Alveolar mucosa and frenulum.

Alveolar mucosa, or the mobile part of the gum, borders the apical edge of the periodontium. Its mobility is explained by the fact that it is not connected to the periosteum of the alveolar process of the jaw. The alveolar mucosa contains many vessels, which gives it a pinkish-red, red or bright red color. Upon careful examination, you can notice small arteries and capillaries in it. Through these vessels they enter nutrients, oxygen and performing protective function leukocytes. The alveolar mucous membrane in the posterior part of the alveolar arch passes to the cheeks, and in the anterior part to the lips.

Bridles represent elastic connective tissue cords connecting muscles to the alveolar mucosa. The frenulum can be clearly seen if the lip is pulled back. 6 frenulums are described. The frenulum of the upper lip is located in the midline between the upper medial incisors 4-7 mm above the border of the interdental space. The frenulum of the lower lip is located in the midline between the lower medial incisors under the alveolar mucosa. The upper and lower buccal frenulums are located under the alveolar mucosa at the level of the first premolars. Despite the fact that the frenulum, being attached for 3 mm at the level of the enamel-cementum border, does not perform a supporting function in relation to the periodontium, they can pull back the periodontal tissue, contributing to gum recession.

Transitional fold of the gums.

Transitional gingival fold- the boundary between the alveolar mucosa (the mobile part of the gum) and the fixed part of the gum. It is located on the buccal and labial surface of the mucous membrane of the alveolar process and has a curved shape, copying its curvature. It can be easily seen due to the differences in the degree of vascularization of both parts of the gum: the alveolar mucosa is usually red, the fixed part of the gum is pink.

The fixed part of the gum and the gingival margin.

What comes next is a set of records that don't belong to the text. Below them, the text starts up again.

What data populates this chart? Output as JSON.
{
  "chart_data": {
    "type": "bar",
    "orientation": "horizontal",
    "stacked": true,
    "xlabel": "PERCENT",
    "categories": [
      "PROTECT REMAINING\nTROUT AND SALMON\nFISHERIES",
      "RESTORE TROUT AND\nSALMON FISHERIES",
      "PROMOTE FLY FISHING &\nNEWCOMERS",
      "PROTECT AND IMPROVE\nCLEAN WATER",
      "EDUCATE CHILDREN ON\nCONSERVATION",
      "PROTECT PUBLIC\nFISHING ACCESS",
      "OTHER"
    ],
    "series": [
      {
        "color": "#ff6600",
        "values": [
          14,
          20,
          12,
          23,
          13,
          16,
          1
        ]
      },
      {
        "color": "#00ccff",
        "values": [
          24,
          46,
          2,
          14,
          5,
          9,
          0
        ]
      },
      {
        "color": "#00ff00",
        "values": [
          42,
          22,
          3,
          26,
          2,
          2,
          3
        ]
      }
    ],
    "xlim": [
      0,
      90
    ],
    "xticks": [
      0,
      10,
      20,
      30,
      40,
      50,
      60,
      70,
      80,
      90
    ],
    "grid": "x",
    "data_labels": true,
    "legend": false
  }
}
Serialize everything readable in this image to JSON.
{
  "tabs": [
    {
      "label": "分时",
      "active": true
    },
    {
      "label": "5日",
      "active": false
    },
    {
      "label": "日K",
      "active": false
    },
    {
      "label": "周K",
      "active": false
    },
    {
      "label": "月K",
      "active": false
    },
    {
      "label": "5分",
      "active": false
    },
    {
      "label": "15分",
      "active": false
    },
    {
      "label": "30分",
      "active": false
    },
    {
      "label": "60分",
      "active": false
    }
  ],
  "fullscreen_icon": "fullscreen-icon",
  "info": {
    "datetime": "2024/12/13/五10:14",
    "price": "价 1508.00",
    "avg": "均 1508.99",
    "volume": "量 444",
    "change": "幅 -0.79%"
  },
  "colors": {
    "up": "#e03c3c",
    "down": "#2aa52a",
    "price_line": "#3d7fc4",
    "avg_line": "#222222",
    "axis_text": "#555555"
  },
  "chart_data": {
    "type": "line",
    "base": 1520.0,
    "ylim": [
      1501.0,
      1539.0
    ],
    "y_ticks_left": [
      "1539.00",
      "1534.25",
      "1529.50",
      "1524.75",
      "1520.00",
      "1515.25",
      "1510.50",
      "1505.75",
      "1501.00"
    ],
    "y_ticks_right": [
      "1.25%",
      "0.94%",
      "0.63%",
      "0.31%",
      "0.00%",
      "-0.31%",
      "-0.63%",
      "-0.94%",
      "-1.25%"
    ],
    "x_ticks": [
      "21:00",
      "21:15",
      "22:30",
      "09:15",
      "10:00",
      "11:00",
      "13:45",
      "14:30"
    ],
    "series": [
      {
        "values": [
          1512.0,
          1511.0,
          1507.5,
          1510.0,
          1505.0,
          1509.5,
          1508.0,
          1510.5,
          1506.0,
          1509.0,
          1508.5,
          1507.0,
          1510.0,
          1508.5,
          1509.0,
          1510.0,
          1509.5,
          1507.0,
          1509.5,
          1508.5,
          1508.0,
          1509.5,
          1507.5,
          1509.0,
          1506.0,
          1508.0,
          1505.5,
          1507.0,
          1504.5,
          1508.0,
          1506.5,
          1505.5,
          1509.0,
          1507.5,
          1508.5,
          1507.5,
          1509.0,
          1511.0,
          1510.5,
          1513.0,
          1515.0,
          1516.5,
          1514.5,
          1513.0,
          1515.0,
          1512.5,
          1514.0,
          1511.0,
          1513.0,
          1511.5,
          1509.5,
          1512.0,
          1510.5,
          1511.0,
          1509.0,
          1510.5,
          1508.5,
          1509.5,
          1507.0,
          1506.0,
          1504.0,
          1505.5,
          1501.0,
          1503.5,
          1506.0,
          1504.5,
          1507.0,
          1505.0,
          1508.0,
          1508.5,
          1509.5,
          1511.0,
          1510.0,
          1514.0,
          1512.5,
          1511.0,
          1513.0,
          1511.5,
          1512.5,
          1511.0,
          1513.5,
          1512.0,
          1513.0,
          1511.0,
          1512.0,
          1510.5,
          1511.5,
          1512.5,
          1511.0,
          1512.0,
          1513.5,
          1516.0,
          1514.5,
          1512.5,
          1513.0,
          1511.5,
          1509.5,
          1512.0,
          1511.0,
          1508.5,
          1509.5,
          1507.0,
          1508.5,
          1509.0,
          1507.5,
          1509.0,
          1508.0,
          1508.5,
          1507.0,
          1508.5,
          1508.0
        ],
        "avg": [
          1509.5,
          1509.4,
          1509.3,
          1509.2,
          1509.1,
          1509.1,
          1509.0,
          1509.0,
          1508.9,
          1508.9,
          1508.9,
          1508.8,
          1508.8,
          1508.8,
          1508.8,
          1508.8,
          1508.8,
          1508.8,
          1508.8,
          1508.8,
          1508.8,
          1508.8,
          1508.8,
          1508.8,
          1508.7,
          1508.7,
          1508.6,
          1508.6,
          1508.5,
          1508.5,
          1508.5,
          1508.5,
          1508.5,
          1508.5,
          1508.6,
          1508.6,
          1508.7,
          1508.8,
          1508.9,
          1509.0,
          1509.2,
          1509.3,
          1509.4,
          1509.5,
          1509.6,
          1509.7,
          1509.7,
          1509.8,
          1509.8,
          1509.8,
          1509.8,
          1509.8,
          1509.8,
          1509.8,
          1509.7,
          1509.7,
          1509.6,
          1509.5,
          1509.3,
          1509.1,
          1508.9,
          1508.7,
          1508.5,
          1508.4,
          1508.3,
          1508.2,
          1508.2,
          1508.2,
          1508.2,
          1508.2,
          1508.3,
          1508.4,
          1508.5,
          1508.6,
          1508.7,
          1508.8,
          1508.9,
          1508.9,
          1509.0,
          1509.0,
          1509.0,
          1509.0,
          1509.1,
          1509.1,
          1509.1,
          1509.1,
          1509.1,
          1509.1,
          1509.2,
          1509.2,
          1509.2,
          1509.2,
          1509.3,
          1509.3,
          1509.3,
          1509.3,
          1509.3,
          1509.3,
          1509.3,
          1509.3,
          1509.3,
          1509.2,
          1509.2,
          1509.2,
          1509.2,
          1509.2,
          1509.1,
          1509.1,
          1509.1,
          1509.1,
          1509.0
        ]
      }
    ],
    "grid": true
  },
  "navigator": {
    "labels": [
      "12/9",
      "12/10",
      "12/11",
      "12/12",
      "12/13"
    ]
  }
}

The fixed part of the gums and the gingival margin directly adjacent to the tooth. They form outer wall gingival sulcus. The fixed part of the gum is located between the alveolar mucosa (the moving part of the gum) and the gingival margin and has a width of 2 to 7 mm. The fixed part of the gum is covered with epithelium with pronounced signs of keratinization, has pink color, a slightly convex granular surface resembling orange peel. It is fused with the underlying periosteum and is therefore immobile. On the stationary part of the gum you can see vertical grooves or narrow depressions corresponding to the space between the roots of the teeth. They are called interdental grooves.

Gingival edge rounded and covers the neck of the tooth in the form of a gingival collar. It is also pink in color and covered with keratinizing epithelium. Unlike the fixed part of the gum, the gingival margin is not connected to the periosteum and has a smooth surface. This gives it mobility and makes it easy to insert a periodontal probe into the gingival sulcus to determine its depth. The border between the fixed part of the gum and the gingival margin is called the gingival groove.

Gingival edge forms triangular elevations that fill part of the interdental spaces and are called interdental, or gingival, papillae. The base of these papillae are located near the fixed part of the gum, and the apex is in the proximal part of the interdental spaces. The papillae have a buccal and lingual surface. Normally, the interdental papillae are pointed, pink in color and almost do not move when palpated with a probe. At inflammatory processes and other diseases (for example, gingivitis), a change occurs in the color, configuration and consistency of the gingival margin and interdental papillae, which become red, painful, swollen and softened. Between the buccal and lingual surfaces on the interdental papillae there is a saddle-shaped depression.